Sabah 7 gibi uyandı. Burgazdayız… yerini yadırgadığı için
gece boyunca mızırdanıp durmuş. Sabah ta ağlayarak uyandı. Kucağıma aldım.
Kucağımda yattı 15 dakika kadar.. ne sorsam olmaz anlamında kafasını sallıyor.
Yatağa yatar mısın? I-ıh, babannene gider misin? I-ıh, su ister misin? I-ıh,
süt ister misin? I-ıh, denize gidelim mi? Hı-hı… deniz duyunca kafayı yana
doğru sallamaktan anında vazgeçti. Aşağı yukarı sallıyor.
Yere yastık koydum. Halının üzerinde yarım saat kadar yattı.
Biberonundan süt içiyor. Sonra arada burnunu ısırcam senin deyip biraz oyun
oynadık. Beni bacaklarıyla havaya kaldırıp burnunu ısırmama engel oluyor. Sonra
da yere atıyor. Biraz sonra bir baktım. Bizimki ağzını açmış, burnumu ısırmaya
geliyor. Engel olmadım. Burnumu hafifçe ısırdı. balkona yanıma çıktık.

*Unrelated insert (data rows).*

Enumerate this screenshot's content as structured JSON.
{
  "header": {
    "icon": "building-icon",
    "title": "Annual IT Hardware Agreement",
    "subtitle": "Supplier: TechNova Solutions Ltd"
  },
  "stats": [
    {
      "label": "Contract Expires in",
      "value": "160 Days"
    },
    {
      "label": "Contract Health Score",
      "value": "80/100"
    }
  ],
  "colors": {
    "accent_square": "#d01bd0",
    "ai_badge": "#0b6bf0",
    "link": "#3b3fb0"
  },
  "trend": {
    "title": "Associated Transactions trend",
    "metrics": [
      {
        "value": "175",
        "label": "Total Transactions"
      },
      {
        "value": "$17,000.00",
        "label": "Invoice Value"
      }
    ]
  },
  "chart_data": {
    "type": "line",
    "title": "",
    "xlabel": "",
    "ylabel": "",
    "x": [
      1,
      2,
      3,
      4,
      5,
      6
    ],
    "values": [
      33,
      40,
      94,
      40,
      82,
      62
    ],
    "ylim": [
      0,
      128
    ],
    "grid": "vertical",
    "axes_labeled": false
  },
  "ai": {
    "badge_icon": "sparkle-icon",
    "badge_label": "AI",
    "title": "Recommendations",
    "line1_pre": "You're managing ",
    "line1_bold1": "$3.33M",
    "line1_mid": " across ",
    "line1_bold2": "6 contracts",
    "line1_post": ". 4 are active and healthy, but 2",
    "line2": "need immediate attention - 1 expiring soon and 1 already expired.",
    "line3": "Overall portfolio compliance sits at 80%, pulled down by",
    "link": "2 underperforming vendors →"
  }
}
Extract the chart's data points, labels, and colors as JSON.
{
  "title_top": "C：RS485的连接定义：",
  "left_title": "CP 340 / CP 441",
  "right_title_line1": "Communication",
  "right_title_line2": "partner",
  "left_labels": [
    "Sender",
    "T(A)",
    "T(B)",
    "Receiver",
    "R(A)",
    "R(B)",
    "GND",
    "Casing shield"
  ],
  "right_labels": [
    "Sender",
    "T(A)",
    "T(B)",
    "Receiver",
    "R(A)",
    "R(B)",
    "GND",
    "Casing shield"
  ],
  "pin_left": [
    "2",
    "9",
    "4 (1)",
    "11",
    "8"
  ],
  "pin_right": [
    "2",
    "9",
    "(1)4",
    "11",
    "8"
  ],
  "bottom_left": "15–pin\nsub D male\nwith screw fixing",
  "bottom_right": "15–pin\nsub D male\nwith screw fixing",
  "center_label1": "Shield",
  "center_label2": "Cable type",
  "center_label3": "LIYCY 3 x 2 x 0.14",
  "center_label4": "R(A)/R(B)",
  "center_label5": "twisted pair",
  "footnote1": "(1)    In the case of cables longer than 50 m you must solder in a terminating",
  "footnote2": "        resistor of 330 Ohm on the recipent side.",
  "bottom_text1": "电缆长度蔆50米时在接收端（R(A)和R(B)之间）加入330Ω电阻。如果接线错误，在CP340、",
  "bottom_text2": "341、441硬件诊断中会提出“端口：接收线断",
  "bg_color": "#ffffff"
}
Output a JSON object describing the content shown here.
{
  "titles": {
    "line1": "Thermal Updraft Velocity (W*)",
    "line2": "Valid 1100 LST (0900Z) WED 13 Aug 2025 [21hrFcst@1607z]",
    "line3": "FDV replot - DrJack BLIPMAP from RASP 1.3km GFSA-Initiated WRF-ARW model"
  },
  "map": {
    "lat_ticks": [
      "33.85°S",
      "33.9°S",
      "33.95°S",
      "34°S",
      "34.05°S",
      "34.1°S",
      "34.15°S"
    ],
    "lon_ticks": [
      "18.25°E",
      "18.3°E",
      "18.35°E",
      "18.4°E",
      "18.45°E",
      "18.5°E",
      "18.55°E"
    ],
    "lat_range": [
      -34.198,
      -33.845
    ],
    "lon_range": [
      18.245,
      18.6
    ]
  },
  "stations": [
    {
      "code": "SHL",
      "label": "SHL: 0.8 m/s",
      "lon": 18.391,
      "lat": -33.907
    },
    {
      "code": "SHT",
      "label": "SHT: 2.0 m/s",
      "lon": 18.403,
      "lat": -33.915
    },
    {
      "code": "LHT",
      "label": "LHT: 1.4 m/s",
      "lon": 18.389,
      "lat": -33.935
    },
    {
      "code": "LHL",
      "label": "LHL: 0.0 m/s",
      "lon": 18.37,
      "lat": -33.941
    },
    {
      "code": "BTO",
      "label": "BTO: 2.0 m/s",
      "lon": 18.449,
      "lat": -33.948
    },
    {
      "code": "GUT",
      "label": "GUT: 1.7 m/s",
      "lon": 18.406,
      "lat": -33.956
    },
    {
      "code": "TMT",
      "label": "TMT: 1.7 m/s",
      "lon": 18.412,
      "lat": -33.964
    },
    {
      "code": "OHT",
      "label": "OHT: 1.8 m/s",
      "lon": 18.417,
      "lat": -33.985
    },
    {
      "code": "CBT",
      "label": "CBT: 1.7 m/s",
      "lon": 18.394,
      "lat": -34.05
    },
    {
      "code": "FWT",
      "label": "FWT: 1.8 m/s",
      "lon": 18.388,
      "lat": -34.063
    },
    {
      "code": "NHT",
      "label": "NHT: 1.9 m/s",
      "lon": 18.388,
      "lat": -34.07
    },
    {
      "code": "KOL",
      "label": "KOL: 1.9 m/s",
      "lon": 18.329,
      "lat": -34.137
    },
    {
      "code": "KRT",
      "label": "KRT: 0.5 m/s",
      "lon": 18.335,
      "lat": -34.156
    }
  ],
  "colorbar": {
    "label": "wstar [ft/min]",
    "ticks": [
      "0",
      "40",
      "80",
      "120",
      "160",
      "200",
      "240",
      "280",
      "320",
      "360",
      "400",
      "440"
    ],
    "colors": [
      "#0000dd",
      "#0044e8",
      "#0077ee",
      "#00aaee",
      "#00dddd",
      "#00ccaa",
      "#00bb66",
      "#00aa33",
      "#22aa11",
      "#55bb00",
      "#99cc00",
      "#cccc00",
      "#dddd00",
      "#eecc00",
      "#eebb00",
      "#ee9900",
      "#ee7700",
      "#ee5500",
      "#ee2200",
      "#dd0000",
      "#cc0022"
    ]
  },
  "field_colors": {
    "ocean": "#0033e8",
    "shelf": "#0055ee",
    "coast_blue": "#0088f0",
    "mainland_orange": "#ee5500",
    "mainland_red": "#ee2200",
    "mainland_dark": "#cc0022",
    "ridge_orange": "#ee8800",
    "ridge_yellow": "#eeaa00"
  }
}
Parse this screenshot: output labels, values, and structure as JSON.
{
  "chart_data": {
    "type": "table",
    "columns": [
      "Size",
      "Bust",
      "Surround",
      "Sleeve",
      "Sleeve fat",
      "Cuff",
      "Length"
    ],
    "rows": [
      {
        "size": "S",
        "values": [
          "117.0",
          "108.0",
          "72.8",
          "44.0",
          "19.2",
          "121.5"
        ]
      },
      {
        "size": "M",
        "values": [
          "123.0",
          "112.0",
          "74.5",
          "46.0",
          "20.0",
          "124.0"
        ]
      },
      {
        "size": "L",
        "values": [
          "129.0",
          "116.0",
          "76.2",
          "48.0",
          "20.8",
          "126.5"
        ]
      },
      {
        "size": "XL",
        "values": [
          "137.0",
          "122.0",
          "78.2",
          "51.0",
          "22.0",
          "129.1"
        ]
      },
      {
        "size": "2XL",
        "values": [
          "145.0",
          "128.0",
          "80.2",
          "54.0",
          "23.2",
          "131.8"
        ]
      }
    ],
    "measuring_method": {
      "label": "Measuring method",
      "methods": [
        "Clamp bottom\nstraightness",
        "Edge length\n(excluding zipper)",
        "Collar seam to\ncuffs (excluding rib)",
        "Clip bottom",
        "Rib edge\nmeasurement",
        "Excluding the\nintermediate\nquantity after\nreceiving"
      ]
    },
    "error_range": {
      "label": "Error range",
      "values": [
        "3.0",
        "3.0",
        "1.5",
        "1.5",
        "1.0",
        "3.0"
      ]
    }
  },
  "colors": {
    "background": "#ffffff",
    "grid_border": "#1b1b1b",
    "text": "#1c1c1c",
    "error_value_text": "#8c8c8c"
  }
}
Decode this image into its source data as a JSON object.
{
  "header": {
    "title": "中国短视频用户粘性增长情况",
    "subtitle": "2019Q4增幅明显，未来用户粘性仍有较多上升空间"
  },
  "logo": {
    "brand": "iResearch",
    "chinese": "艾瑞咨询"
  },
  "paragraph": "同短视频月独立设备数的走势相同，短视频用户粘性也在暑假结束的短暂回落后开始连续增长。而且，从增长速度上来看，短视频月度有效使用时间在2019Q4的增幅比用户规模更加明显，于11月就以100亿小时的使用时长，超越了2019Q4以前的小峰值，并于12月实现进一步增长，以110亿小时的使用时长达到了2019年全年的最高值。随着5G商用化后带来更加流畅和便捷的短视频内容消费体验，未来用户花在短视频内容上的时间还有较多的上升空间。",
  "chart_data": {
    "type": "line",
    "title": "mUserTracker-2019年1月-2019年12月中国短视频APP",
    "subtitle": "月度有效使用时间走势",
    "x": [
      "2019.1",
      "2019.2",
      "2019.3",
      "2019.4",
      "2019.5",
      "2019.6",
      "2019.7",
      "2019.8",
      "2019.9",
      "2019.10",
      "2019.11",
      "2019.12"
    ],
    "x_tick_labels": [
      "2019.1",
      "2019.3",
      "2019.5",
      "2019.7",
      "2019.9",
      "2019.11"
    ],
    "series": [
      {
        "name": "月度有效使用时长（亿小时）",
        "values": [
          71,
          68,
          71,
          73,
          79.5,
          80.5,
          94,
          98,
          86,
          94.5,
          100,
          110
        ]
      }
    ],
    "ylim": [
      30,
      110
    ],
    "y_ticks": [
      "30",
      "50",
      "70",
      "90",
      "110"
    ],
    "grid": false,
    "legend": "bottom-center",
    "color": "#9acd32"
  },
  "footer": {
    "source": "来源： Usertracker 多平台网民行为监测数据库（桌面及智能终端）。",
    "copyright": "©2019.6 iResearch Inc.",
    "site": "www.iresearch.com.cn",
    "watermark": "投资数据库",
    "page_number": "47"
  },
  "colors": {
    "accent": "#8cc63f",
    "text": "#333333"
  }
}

Direkteki güvercini gördü. Her kuş gördüğünde veya her kuş lafını duyduğunda
yaptığını gene yaptı. Parmağıyla kafasının tepesini işaret etmek.. kuş kafasına
konmuş. Direkteki kuşa gel diye işaret
ediyor. Sonra da benim kafamın tepesine parmağıyla dokunuyor. Vay eşşoğlusu…
demek benim kafama konsun ha… hayır senin kafana konsun diyorum… gene benim
kafamı gösteriyor. Babannesi balkonda ütü yaparken babanne veya dede desin diye
biraz uğraştık. İnatla baba diyor.. bu arada aklı hala denizde.. durmadan
balkondan denizi işaret ediyor. Kahvaltıdan sonra gidelim dedim. Olur anlamında
kafa salladı. Beraber ekmek almaya gittik. Bisikletine kuruldu. Ben de
arkasından itleyerek besaşa gittik. Orada sırada bizden önce bisikletiyle ekmek
almaya gelmiş bir çocuk vardı. Ekek poşetini bisikletinin gidonuna taktı ve
gitti. Biziki buna dikkat etmiş, ben ekmeği alır almaz elimdeki poşete saldırdı
ve elimden kaptı. Bir baktım poşeti kendi bisikletinin gidonuna takıyor. Çok
şaşırdım. Dönüşte deniz kenarından geldik. Kıyıdaki güvercinlerin yanında
durduk. Onlarla oyalandık. Biraz ekmek attık. Sonra eve geldik. Hala ne gidona
ne de pedala hakim değil… yol boyunca bisiklete yön vermek için sürekli
müdahale etmek zorunda kaldım. kahvaltıda lokmaları bala bandırıp yemek istedi ama bal damlamasın diye müdahale ettiğimiz zaman küsüp yemiyor. evde kahvaltı ettikten sonra kovaları kürekleri aldık, sahile indik.. gene dalgalı ama yapacak birşey yok.. kumla oynadı... kovalara denizden su doldurtuyor. kumla oynadıktan sonra ellerini kovaya sokup temizliyor. sonra kovaları kumlara döküp yeniden doldurttuyor. su dolduracam diye ayaklarım sırılsıklam oldu. eve döndük.. evde bisikletiyle geziniyor. dede ve babanne demiyor inadına... dedittirmeye çalıştığımzda baba diyor... yalnız aşağıda dedesinin arabasını gösterip dedenin demiş... bir ara da babinni dedi.. ama sadece bir kere... devamı yok... akşam yemeğinde çok acıkmış.. çatalı ciğerlere batırıp ağzına atıyor ve mmmm... diye beğenme sesi çıkararak yiyor. gece gene sabaha kadar yarımşar saat arayla uyanıp ağladı.